After a few pleasantries about the weather and her journey, Miss Fryer said, ‘I see from your records you served in the FANY during the war. I see also that you were awarded a medal. So I suspect that nursing was a cover for something a tad more dangerous.’
Marguerite hesitated, then said, ‘I was in the SOE.’
‘Ah, Special Operations Executive. Bit of a mad lot. We at Bletchley called you the Baker Street Irregulars.’
The sun is shining in Baker Street. Inside Colonel Buckmaster’s office the curtains are drawn. The colonel, a tall man, surprisingly in casual sports jacket and flannels, rises to greet her. ‘Ah, Carter. My minions are impressed with you. You stood up to their grilling. I do not have to tell you of the dangers you face if you join the Firm, your parents’ deaths are evidence enough. We will send you for training but you will be on your own. From this moment on you can confide in no one.
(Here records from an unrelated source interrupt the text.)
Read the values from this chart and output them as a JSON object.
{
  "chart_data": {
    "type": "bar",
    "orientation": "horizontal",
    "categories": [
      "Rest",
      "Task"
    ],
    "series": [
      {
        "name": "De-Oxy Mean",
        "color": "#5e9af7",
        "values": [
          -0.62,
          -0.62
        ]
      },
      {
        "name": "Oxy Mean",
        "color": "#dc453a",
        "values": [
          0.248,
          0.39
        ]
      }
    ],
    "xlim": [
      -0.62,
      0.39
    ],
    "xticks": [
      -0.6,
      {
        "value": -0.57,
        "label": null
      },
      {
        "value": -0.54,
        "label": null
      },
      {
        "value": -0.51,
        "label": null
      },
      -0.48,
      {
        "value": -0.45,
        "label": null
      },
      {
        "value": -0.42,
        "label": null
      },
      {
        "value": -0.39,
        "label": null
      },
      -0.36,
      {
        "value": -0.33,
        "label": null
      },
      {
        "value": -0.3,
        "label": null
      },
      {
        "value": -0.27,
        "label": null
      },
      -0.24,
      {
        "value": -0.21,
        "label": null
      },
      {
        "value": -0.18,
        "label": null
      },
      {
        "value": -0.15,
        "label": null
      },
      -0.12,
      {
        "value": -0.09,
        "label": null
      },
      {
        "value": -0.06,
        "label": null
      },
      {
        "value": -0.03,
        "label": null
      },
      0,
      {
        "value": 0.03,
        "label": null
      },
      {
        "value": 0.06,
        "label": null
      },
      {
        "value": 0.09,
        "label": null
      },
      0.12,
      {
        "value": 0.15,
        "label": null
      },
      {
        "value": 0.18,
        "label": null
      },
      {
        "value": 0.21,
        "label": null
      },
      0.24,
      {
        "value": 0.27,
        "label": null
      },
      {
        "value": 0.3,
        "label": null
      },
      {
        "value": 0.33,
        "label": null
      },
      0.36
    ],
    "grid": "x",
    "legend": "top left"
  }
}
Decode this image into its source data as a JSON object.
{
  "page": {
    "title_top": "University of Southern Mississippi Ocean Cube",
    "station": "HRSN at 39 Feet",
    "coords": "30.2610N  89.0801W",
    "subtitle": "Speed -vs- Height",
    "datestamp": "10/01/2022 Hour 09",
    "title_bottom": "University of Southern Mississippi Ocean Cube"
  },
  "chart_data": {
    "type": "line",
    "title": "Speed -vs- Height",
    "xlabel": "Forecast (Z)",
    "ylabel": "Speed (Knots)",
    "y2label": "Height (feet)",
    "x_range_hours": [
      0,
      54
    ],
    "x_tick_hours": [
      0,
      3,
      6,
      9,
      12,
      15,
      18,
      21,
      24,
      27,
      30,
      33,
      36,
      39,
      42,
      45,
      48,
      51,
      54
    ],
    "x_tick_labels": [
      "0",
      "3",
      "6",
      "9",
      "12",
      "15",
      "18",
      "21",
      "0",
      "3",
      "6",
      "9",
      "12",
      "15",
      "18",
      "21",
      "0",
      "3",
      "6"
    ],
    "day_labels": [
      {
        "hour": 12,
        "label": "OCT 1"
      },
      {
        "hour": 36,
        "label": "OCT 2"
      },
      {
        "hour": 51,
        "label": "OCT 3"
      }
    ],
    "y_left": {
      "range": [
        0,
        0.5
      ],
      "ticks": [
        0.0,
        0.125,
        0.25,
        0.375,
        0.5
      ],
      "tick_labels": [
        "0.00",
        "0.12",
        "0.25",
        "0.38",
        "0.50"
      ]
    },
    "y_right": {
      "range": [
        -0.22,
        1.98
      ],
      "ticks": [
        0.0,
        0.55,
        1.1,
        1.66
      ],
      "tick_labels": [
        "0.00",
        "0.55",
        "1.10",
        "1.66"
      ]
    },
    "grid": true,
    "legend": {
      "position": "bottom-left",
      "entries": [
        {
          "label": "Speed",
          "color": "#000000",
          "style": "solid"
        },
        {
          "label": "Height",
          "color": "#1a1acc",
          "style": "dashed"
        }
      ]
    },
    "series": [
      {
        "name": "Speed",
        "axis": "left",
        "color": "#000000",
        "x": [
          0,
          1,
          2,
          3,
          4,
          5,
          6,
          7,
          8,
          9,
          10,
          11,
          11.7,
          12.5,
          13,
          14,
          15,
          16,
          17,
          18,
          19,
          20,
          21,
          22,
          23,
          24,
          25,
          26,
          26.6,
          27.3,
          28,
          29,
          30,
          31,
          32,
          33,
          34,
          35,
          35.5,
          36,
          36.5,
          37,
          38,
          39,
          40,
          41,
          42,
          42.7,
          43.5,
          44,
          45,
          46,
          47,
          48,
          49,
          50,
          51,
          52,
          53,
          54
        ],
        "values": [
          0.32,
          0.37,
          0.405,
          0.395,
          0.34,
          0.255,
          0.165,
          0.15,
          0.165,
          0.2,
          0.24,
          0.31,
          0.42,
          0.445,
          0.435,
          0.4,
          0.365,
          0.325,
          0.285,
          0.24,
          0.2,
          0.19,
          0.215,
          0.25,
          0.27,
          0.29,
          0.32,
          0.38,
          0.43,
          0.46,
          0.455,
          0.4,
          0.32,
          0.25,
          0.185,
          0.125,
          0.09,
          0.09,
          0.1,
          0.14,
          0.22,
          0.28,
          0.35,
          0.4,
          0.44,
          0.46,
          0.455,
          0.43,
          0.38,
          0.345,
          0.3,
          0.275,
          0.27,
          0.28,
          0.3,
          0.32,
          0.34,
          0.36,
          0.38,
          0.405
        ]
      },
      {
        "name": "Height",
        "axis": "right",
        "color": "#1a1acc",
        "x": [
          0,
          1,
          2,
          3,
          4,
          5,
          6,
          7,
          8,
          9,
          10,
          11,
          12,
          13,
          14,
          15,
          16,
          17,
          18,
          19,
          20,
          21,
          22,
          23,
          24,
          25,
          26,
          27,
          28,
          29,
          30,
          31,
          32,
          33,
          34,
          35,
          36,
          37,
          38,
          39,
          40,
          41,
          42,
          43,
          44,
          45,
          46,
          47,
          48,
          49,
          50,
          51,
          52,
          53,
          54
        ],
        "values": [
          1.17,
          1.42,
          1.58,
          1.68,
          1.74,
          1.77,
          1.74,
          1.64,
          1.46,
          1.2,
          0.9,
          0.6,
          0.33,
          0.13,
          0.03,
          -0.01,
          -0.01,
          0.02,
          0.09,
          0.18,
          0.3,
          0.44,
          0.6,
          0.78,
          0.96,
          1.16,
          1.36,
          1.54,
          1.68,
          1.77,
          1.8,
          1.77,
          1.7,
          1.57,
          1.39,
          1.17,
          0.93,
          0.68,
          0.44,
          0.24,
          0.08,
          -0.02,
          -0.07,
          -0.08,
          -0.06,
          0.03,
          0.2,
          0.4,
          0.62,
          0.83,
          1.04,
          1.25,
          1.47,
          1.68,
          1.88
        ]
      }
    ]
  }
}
Everything you do is to be kept secret. You will be living a lie.’
‘You worked at the code-breaking centre, Headmistress?’
‘Yes.’
‘Miss Fryer, forgive me, but I’d rather—’
‘Miss Carter, there is no need to expand on what you did. Four years after the war is too soon to disclose all our goings-on. Not easy to sum up anyway. It is difficult, isn’t it, to break the habit of secrecy? None of the staff know what I did during the war and there is no reason why they should know about your role either.’
‘Thank you, I’d prefer that.’
‘Understood. But in your new job as a teacher at this school it will be an advantage that you’ll have experienced the horrors of war. You will understand your pupils better. They too have suffered. Ripped from their families, labelled and pushed on a train to be billeted with strangers, some of whom were cruel to them, physically and mentally. They have been bombed and machine-gunned, underfed and deprived of all the usual joys of childhood. Now they are having to adjust to men they scarcely know coming back from heaven knows what nightmares and taking over their homes. I see it as our major task to bring the order and discipline of education into their disrupted lives.’